With a build similar to 2019 first round pick Montez Sweat, Gross-Matos uses his long limbs and exceptional athletics to win around the edges. His bend and explosiveness off the snap helps him consistently get to the quarterback (9.5 sacks this season), and he’s only just starting to play to his potential. If he develops like I think he will, Baltimore will have gotten itself a potentially huge steal late in the first round. It’ll certainly help that he won’t be rushed into too large a role with Judon back for another year. 

No. 29 Pick: Tennessee Titans 

CB Jaylon Johnson, Utah 

Tennessee has the luxury of not having many glaring needs, but an upgrade at cornerback could be useful since Logan Ryan turns 29 and Malcolm Butler suffered a drop-off in production this season. Johnson would be a strong add. He’s a physical press-corner with good tackling ability; he should fit in nicely in Vrabel’s system. 

No. 30 Pick: Green Bay Packers

WR Tee Higgins, Clemson

Steal of the first round? Maybe. Higgins is a great prospect because of his size, his large catch radius and his ability to adjust to the pass. He’d make a great compliment to Davante Adams, and I’m sure he’ll develop just fine with a quarterback like Aaron Rodgers. The big concern with Higgins? Does he have the speed to create separation at the next level. 

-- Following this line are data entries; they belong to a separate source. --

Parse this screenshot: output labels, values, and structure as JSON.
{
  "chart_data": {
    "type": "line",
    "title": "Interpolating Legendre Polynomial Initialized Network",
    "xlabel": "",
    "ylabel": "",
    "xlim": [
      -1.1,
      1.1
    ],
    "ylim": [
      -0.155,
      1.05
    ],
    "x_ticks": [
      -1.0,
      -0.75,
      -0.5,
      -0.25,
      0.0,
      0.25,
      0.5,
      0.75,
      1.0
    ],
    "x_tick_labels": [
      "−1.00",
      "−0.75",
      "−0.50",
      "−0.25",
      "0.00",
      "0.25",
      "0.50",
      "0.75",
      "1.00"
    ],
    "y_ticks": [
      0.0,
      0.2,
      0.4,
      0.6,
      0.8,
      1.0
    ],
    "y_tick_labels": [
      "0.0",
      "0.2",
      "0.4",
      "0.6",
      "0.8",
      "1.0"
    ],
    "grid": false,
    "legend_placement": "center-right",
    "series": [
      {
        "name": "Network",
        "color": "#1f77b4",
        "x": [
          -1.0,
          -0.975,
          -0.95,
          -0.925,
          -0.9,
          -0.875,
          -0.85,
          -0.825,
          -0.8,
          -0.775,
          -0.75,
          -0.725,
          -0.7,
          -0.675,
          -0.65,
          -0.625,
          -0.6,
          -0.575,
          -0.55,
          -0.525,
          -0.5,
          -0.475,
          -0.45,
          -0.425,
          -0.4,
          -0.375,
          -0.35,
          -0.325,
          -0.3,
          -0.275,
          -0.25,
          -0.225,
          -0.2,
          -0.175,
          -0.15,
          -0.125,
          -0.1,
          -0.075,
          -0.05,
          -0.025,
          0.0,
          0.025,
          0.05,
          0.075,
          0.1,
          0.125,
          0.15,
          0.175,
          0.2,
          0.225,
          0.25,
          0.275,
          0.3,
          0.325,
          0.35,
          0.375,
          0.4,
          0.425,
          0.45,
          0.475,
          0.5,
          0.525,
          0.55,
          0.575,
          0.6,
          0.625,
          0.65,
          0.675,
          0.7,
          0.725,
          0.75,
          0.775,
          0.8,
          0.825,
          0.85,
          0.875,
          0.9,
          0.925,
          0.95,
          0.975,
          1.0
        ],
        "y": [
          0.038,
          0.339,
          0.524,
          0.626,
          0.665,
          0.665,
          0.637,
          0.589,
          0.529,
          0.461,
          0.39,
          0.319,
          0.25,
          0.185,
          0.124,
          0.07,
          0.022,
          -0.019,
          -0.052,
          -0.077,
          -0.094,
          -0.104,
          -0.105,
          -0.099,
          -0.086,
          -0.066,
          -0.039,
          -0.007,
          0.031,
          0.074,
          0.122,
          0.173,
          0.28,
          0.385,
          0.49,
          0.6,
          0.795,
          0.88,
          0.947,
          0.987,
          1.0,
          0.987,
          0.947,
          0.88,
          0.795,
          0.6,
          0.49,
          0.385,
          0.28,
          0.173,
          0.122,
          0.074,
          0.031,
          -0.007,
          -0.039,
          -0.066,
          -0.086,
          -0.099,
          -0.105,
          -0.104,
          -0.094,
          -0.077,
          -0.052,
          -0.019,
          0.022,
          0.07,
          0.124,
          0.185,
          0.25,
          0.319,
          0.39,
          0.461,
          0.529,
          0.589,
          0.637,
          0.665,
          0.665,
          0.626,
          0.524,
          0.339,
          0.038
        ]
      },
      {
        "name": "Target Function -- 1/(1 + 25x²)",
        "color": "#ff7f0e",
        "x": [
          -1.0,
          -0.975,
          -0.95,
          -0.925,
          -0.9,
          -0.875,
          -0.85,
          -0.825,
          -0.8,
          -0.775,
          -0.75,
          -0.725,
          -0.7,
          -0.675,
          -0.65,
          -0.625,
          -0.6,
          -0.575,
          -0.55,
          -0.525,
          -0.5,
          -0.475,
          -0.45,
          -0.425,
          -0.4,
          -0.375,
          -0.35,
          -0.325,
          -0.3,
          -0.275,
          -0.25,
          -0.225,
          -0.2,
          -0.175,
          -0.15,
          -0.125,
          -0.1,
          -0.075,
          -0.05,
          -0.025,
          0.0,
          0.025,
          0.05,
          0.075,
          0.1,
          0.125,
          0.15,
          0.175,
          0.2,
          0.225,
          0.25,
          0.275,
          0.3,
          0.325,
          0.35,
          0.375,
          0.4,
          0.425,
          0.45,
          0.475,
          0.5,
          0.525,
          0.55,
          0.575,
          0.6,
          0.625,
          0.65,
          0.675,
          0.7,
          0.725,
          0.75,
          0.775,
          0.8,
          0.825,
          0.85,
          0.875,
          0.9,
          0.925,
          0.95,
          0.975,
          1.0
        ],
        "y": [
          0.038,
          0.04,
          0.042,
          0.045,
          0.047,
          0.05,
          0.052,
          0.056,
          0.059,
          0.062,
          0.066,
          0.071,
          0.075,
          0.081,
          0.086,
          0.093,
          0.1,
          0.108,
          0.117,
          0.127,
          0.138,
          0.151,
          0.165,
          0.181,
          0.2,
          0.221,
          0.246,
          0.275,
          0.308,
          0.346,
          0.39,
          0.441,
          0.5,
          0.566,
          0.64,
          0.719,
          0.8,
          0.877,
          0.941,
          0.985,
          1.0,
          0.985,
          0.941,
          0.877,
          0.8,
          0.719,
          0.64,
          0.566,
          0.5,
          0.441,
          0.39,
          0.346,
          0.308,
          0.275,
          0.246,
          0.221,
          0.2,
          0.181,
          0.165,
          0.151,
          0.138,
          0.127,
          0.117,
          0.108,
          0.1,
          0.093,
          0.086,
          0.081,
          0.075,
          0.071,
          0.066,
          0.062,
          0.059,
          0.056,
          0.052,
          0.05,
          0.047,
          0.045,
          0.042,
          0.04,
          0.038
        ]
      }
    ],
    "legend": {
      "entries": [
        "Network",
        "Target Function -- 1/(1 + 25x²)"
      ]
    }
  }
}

No. 31 Pick: San Francisco 49ers 

WR Brandon Aiyuk, Arizona State 

I’m not anticipating Emmanuel Sanders returning to San Francisco despite a pretty good, albeit short, tenure. That leaves the 49ers once again looking for answers at a position that wasn’t in amazing shape before the trade for Sanders. I think Aiyuk’s got some strong potential and at this point in the draft, he’d present pretty good value. 

Aiyuk is at his best across the middle, with electrifying speed that makes him a threat anytime he’s on the field. Despite just one season of solid college production, Aiyuk’s got loads of raw talent that Kyle Shanahan would probably love to add into the mix. 

No. 32 Pick: Kansas City Chiefs

CB Trevon Diggs, Alabama 

The Chiefs could potentially lose both Bashaud Breeland and Kendall Fuller this offseason, so this seems like a pretty easy choice. Diggs, the brother Stefon Diggs, has the frame and athleticism you want in a cover corner, but he is still a work in progress after switching to cornerback from wide receiver in his sophomore year.